For instance, at EPP’s Galaxy shopping centre, which at 56,316m² is the largest mall in Szczecin, a popular student city in the northwest of Poland near Germany’s border, sales turnover and foot count are up 32.5% and 17% respectively in the 12 months to end-March.
Major US fast-food and restaurant brands Burger King and Popeyes recently took up space in Galaxy, pushing the mall’s occupancy to 100%. It now has a waiting list of international retailers — discount fashion giant Primark among them.

A few kilometres away from Galaxy, trade is equally brisk at EPP’s 28,000m² Outlet Park, a value offering in the densely populated outskirts of Szczecin. The centre has been extended three times since 2015 and also has zero vacancies. In the 12 months to March, turnover and foot count increased 22% and 11.5% respectively.
During a site visit to Outlet Park this month, a long line of shoppers were queuing at the tills of Nike, adidas, Puma and Tommy Hilfiger stores — despite it being midmorning on a Tuesday.
EPP’s flagship 80,765m² Galeria Młociny in Warsaw was completed in May 2019. It boasts the largest food, beverage and entertainment offering in Poland. Turnover and foot count are up 29.6% and 24% respectively in the 12 months to end-March.
König says the positive retail metrics at EPP’s malls speak to the resilience of the Polish economy. It also helps that Redefine’s entry into Poland in 2016 was followed by a three-year investment drive, which saw a number of malls undergo refurbishments, extensions and upgrades pre-Covid.
The upshot is that all EPP’s core retail assets are in “pristine condition”, says König. “Because we got in early we don’t need to spend any money on our assets.
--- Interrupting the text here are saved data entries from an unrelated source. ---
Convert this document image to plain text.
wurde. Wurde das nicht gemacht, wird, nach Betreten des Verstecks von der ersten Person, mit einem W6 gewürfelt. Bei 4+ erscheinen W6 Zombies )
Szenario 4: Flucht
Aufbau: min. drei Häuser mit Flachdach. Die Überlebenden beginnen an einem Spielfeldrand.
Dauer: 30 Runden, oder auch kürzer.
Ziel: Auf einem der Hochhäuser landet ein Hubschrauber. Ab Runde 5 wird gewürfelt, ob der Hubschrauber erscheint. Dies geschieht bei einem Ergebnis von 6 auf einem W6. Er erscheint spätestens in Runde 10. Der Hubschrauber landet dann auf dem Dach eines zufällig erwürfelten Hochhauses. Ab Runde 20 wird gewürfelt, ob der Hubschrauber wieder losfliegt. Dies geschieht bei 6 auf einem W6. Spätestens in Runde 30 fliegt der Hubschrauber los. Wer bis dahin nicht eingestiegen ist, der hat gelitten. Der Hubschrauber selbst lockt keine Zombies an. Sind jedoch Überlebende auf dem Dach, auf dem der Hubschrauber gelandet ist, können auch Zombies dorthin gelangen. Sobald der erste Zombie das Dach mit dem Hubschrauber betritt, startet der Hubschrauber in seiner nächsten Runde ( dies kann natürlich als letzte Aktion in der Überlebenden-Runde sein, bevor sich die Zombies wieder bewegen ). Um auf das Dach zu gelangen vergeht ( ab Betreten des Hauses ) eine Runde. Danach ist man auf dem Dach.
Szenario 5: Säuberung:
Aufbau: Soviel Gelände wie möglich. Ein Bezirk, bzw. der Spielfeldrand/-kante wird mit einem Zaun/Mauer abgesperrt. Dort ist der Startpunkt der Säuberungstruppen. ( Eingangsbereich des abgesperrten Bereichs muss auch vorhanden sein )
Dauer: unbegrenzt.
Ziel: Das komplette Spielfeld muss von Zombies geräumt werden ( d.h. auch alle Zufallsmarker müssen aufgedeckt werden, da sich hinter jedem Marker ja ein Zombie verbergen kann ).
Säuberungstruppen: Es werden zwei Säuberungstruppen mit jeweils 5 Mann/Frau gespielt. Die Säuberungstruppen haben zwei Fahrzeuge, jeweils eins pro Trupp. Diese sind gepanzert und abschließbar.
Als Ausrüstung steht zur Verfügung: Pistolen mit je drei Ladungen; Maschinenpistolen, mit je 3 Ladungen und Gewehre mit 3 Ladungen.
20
That’s a big plus given how expensive capital has become.’’
Poland’s logistics sector also remains buoyant and has been a major beneficiary of EU infrastructure funding.
“Poland’s improved road infrastructure has created easy access for German companies who want to establish manufacturing and distribution operations cross-border — at much lower rentals than what they have to pay in Berlin or Frankfurt,’’ says König.

Analysts agree that the investment case for Eastern Europe remains intact. Stefan Swanepoel, equities analyst at M&G Investments, says while the region’s macroeconomic factors are under pressure, it’s largely cyclical. “Even after accounting for the slowdown, the region’s growth prospects are still better than those in South Africa.’’
There are risks, though. Swanepoel notes that while it is very much “business as usual” in Ukraine’s border economies, Russian behaviour is unpredictable. “But we think spill-over effects are unlikely.’’
High inflation, higher interest rates and local currency weakness can also have an impact on growth, Swanepoel warns. Still, he believes both Redefine and Growthpoint offer an easy and attractive route to Eastern Europe.
Naeem Tilly, portfolio manager and head of research at Sesfikile Capital, agrees. “Local Reits are generally trading at larger discounts to NAV than their offshore counterparts so they offer a cheaper entry point to the region,” he says.
“The significant depreciation of the rand against the euro in the past 12 months means it’s also not the best time to go 100% offshore.”